Gasoline retailer Sonol will put convenience stores in city centers next year, TheMarker reported today. Many gas stations across the country have convenience stores nowadays - combinations of corner stores and cafes that seek to solve all our problems. But in effect they replace the privately-owned restaurants and kiosks that once were the norm.
The first convenience stores were built a decade ago, but in the last three years their numbers have reached 600 nationwide, virtually all under the ownership of four big gasoline companies. Business writers use terms like "investment," "growth" and "expansion" to describe them. These labels are surely fitting for gas companies, which make considerable money from these stores, at which profit margins are often 30 to 70 percent. I fear, however, that for those Israelis who do not own gas companies, these stores are hardly convenient at all.
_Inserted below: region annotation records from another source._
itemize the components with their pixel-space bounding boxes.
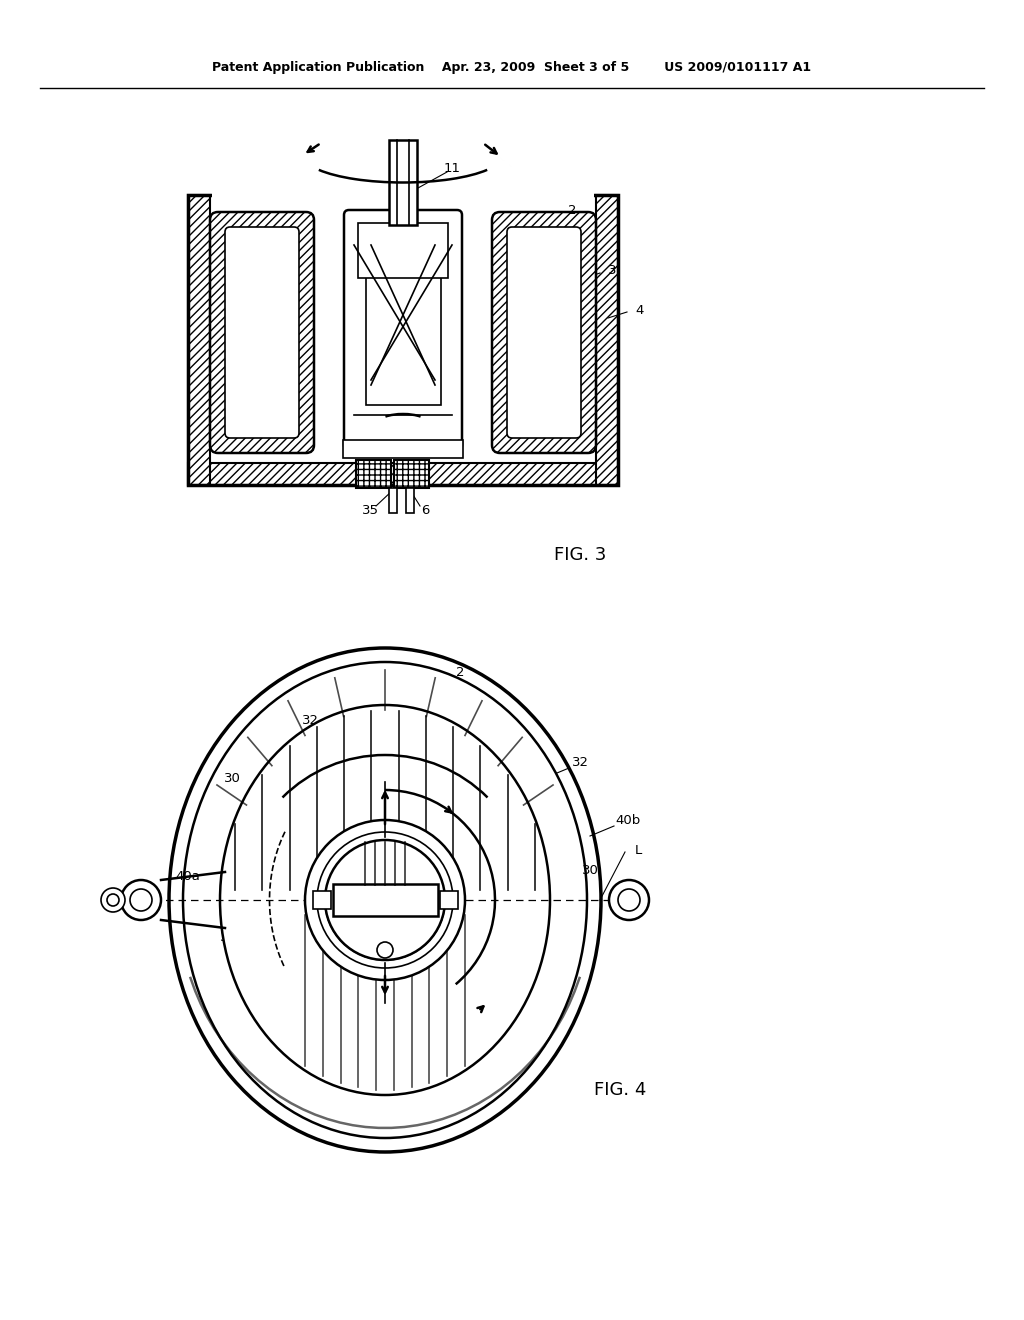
Ellipse shape: [220, 705, 550, 1096]
Text: 2: 2: [567, 203, 577, 216]
Text: 2: 2: [456, 665, 464, 678]
Bar: [358, 223, 449, 279]
FancyBboxPatch shape: [507, 227, 581, 438]
FancyBboxPatch shape: [225, 227, 299, 438]
Bar: [212, 191, 594, 198]
Text: 23: 23: [322, 975, 339, 989]
Circle shape: [609, 880, 649, 920]
Bar: [188, 195, 210, 484]
Text: 32: 32: [571, 755, 589, 768]
FancyBboxPatch shape: [492, 213, 596, 453]
Bar: [366, 224, 441, 405]
Bar: [394, 459, 429, 488]
Text: 30: 30: [223, 771, 241, 784]
Bar: [188, 195, 618, 484]
Text: 28: 28: [351, 1003, 369, 1016]
Text: 11: 11: [443, 161, 461, 174]
Bar: [394, 459, 429, 488]
Text: 40b: 40b: [615, 813, 641, 826]
Bar: [406, 488, 414, 513]
Text: 35: 35: [361, 503, 379, 516]
Circle shape: [101, 888, 125, 912]
FancyBboxPatch shape: [210, 213, 314, 453]
Text: 3: 3: [608, 264, 616, 276]
Bar: [188, 463, 618, 484]
Bar: [343, 440, 463, 458]
Text: 32: 32: [301, 714, 318, 726]
Text: 4: 4: [428, 1034, 436, 1047]
Circle shape: [377, 942, 393, 958]
Text: 34 (20b): 34 (20b): [219, 932, 276, 945]
Bar: [333, 884, 438, 916]
Text: 30: 30: [582, 863, 598, 876]
Text: Patent Application Publication    Apr. 23, 2009  Sheet 3 of 5        US 2009/010: Patent Application Publication Apr. 23, …: [212, 62, 812, 74]
Circle shape: [121, 880, 161, 920]
Circle shape: [130, 888, 152, 911]
Bar: [389, 488, 397, 513]
FancyBboxPatch shape: [344, 210, 462, 450]
Ellipse shape: [169, 648, 601, 1152]
Circle shape: [618, 888, 640, 911]
Text: 40a: 40a: [175, 870, 201, 883]
Ellipse shape: [183, 663, 587, 1138]
Bar: [389, 140, 417, 224]
Text: 3: 3: [456, 1023, 464, 1036]
Wedge shape: [325, 900, 445, 960]
Bar: [313, 891, 331, 909]
Text: 11: 11: [377, 1031, 393, 1044]
Circle shape: [106, 894, 119, 906]
Bar: [440, 891, 458, 909]
Text: FIG. 4: FIG. 4: [594, 1081, 646, 1100]
Circle shape: [305, 820, 465, 979]
Bar: [356, 459, 391, 488]
Circle shape: [317, 832, 453, 968]
Text: L: L: [635, 843, 642, 857]
Bar: [356, 459, 391, 488]
Circle shape: [325, 840, 445, 960]
Text: 6: 6: [421, 503, 429, 516]
Text: 4: 4: [636, 304, 644, 317]
Bar: [596, 195, 618, 484]
Text: FIG. 3: FIG. 3: [554, 546, 606, 564]
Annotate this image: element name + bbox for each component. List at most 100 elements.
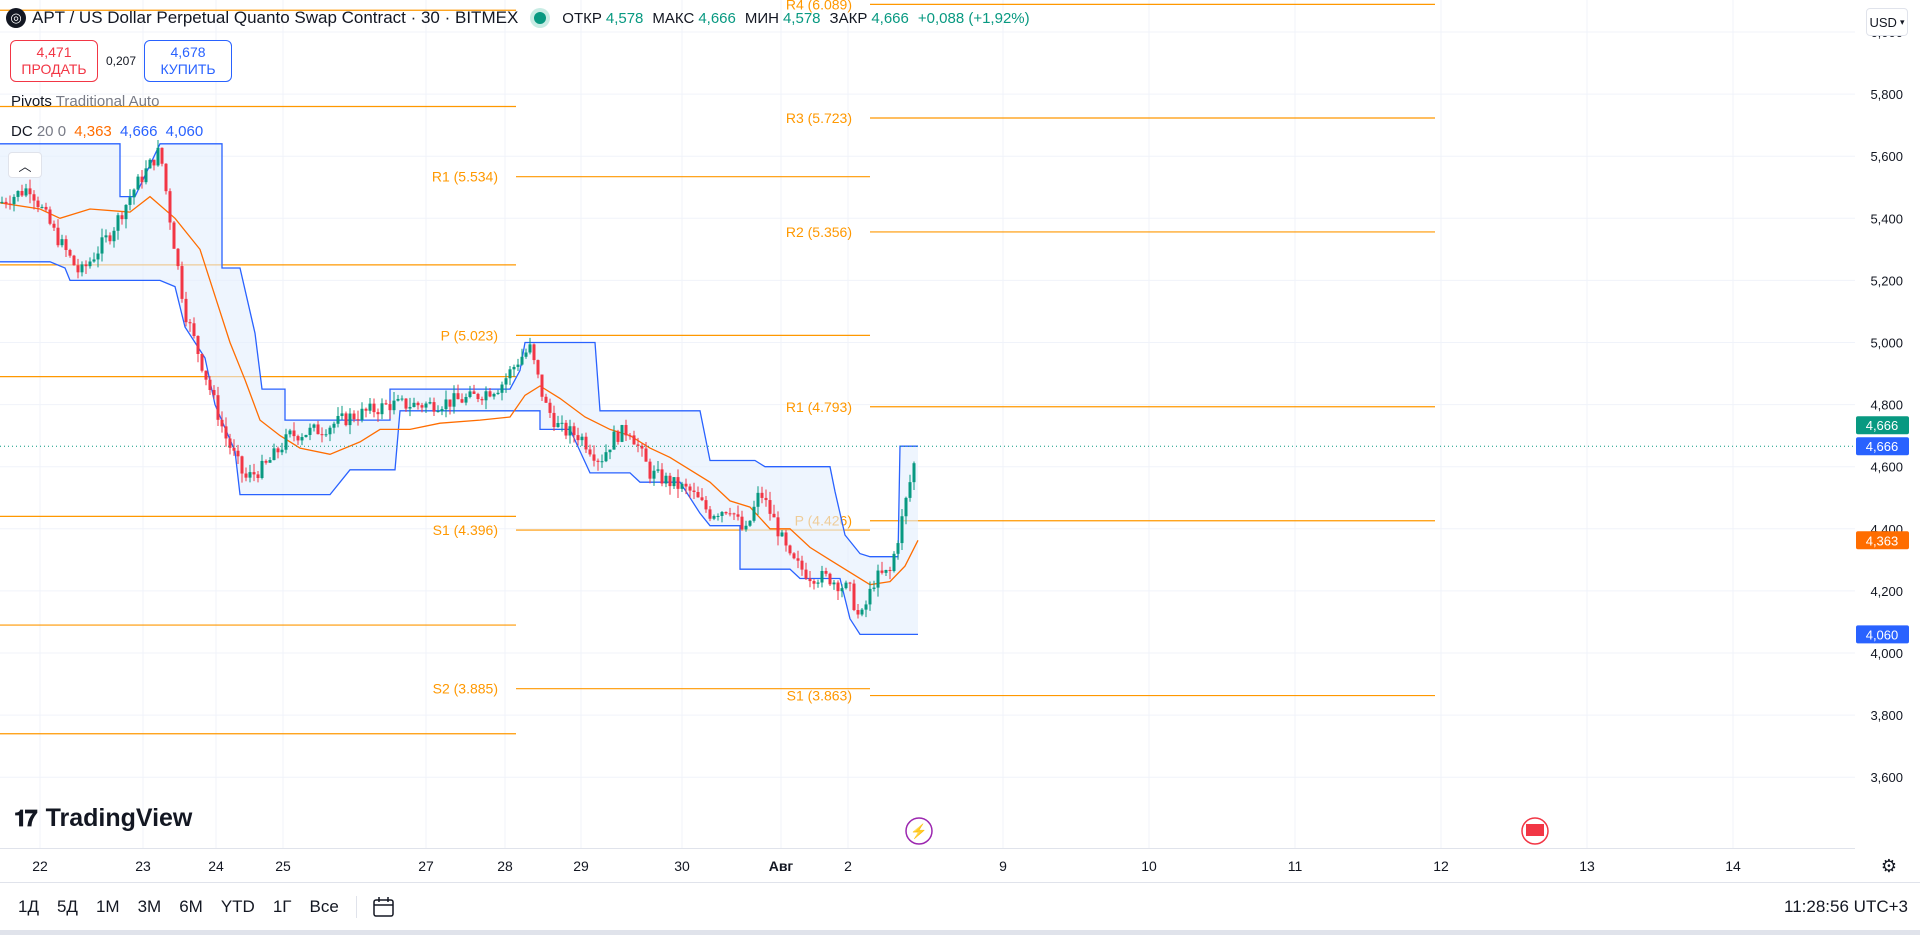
range-button-1[interactable]: 5Д (56, 897, 78, 916)
clock[interactable]: 11:28:56 UTC+3 (1784, 897, 1908, 916)
candle-body (220, 419, 224, 427)
price-badge-label: 4,666 (1866, 418, 1899, 433)
candle-body (304, 434, 308, 438)
candle-body (840, 588, 844, 592)
range-button-2[interactable]: 1М (95, 897, 120, 916)
candle-body (848, 582, 852, 584)
candle-body (892, 553, 896, 572)
price-badge-label: 4,060 (1866, 627, 1899, 642)
candle-body (164, 163, 168, 192)
x-tick-label: 22 (32, 858, 48, 874)
range-button-0[interactable]: 1Д (18, 897, 39, 916)
candle-body (692, 490, 696, 493)
y-tick-label: 5,600 (1870, 149, 1903, 164)
pivot-label: S1 (4.396) (433, 522, 498, 538)
buy-button[interactable]: 4,678 КУПИТЬ (144, 40, 233, 82)
low-value: 4,578 (782, 9, 821, 27)
symbol-title[interactable]: APT / US Dollar Perpetual Quanto Swap Co… (32, 8, 519, 27)
candle-body (60, 239, 64, 246)
candle-body (352, 413, 356, 420)
price-badge-label: 4,363 (1866, 533, 1899, 548)
candle-body (320, 434, 324, 436)
y-tick-label: 4,200 (1870, 584, 1903, 599)
x-tick-label: 14 (1725, 858, 1741, 874)
x-tick-label: 29 (573, 858, 589, 874)
candle-body (100, 237, 104, 254)
x-tick-label: Авг (769, 858, 794, 874)
candle-body (156, 147, 160, 166)
candle-body (804, 569, 808, 579)
candle-body (796, 558, 800, 561)
pivot-label: S2 (3.885) (433, 681, 498, 697)
candle-body (828, 573, 832, 585)
candle-body (552, 412, 556, 428)
date-range-icon[interactable] (371, 896, 397, 918)
candle-body (340, 413, 344, 416)
candle-body (36, 200, 40, 207)
candle-body (524, 352, 528, 357)
pivot-label: R1 (4.793) (786, 399, 852, 415)
pivot-label: R4 (6.089) (786, 0, 852, 12)
candle-body (564, 422, 568, 436)
candle-body (516, 364, 520, 367)
candle-body (784, 532, 788, 546)
range-button-7[interactable]: Все (309, 897, 339, 916)
candle-body (508, 369, 512, 379)
candle-body (824, 571, 828, 574)
range-button-5[interactable]: YTD (220, 897, 255, 916)
price-badge-label: 4,666 (1866, 439, 1899, 454)
candle-body (676, 477, 680, 489)
candle-body (140, 176, 144, 183)
candle-body (756, 492, 760, 507)
candle-body (444, 399, 448, 410)
sell-price: 4,471 (36, 44, 72, 60)
candle-body (468, 391, 472, 397)
candle-body (728, 513, 732, 515)
candle-body (568, 426, 572, 436)
pivots-legend[interactable]: Pivots Traditional Auto (11, 93, 159, 110)
ohlc-values: ОТКР 4,578 МАКС 4,666 МИН 4,578 ЗАКР 4,666 +… (562, 10, 1034, 27)
candle-body (408, 406, 412, 409)
spread-value: 0,207 (106, 54, 137, 68)
range-button-3[interactable]: 3М (137, 897, 162, 916)
candle-body (708, 509, 712, 519)
candle-body (596, 460, 600, 462)
candle-body (644, 448, 648, 462)
candle-body (284, 434, 288, 450)
pivot-label: R1 (5.534) (432, 169, 498, 185)
candle-body (376, 412, 380, 415)
candle-body (268, 460, 272, 463)
candle-body (560, 422, 564, 424)
currency-selector[interactable]: USD ▾ (1866, 8, 1908, 36)
candle-body (616, 431, 620, 442)
sell-button[interactable]: 4,471 ПРОДАТЬ (10, 40, 98, 82)
dc-name: DC (11, 123, 33, 140)
candle-body (712, 516, 716, 519)
candle-body (148, 159, 152, 169)
candle-body (388, 404, 392, 411)
tradingview-logo[interactable]: 𝟏𝟕 TradingView (14, 804, 192, 833)
candle-body (328, 427, 332, 435)
candle-body (216, 395, 220, 420)
candle-body (368, 403, 372, 411)
candle-body (472, 391, 476, 394)
x-tick-label: 24 (208, 858, 224, 874)
candle-body (868, 588, 872, 605)
pivots-params: Traditional Auto (55, 93, 160, 110)
candle-body (816, 582, 820, 584)
collapse-legend-button[interactable]: ︿ (8, 152, 42, 178)
candle-body (424, 403, 428, 408)
candle-body (540, 374, 544, 397)
candle-body (300, 437, 304, 441)
range-button-6[interactable]: 1Г (272, 897, 292, 916)
chevron-up-icon: ︿ (18, 158, 32, 174)
dc-legend[interactable]: DC 20 0 4,363 4,666 4,060 (11, 123, 203, 140)
candle-body (176, 248, 180, 267)
range-button-4[interactable]: 6М (179, 897, 203, 916)
chart-header: ◎ APT / US Dollar Perpetual Quanto Swap … (6, 8, 1035, 28)
candle-body (684, 483, 688, 487)
candle-body (448, 399, 452, 407)
candle-body (496, 392, 500, 394)
candle-body (592, 454, 596, 461)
First of all, the advent of convenience stores clearly does not pay off for the business owner who has lost his business. It's also less than advantageous for the workers, who previously toiled for an owner responsible for them and have now lost their jobs. Most convenience-store employees are very young, earn minimum wage and are easily coerced or manipulated. The stores don't even help the consumers paying the stores' particularly high prices.
Now convenience stores are infiltrating cities, as did the chain stores that "sprouted up" in every neighborhood at the expense of privately owned kiosks, many of which saw their profits plummet and were forced to close.
Why should a gas company, whose business is selling fuel, even bother with selling food and drinks rather than leave it to others? Alas, profits in the gas business are limited, business newspapers assure us empathetically. "Limited" in this case refers gas firm Paz's NIS 602 million in profits last year. Yes, turnover was NIS 17 billion, but NIS 300 million was distributed as dividends - that is, the CEO received a bit more than NIS 150 million. Limited profits indeed. Let's not forget that the industry's revenues are assured - the four major gas companies operate almost all Israel's filling stations, and it's almost impossible to put up a station that is not affiliated with them.
Of course there are some for whom convenience stores are indeed more convenient, a place where it's pleasant to spend money and the bathrooms are clean. But the price of this comfort is high - independent small business owners are replaced by weaker, dependent employees, and unique restaurants are replaced by identical food services. And then there is the greatest loss of all, solidarity. In place of the kiosk owner you got to know is a faceless procession of workers with whom you have no connection. Nor do you care about their fates.
It wouldn't even help if convenience stores could be prohibited by law - the greed that drives a corporation to continue increasing profits at any price would find another way of achieving the same result. Gas tycoons apparently feel no moral obligation to allow their employees to work honorably, or to allow others to earn their livelihoods while not under their control.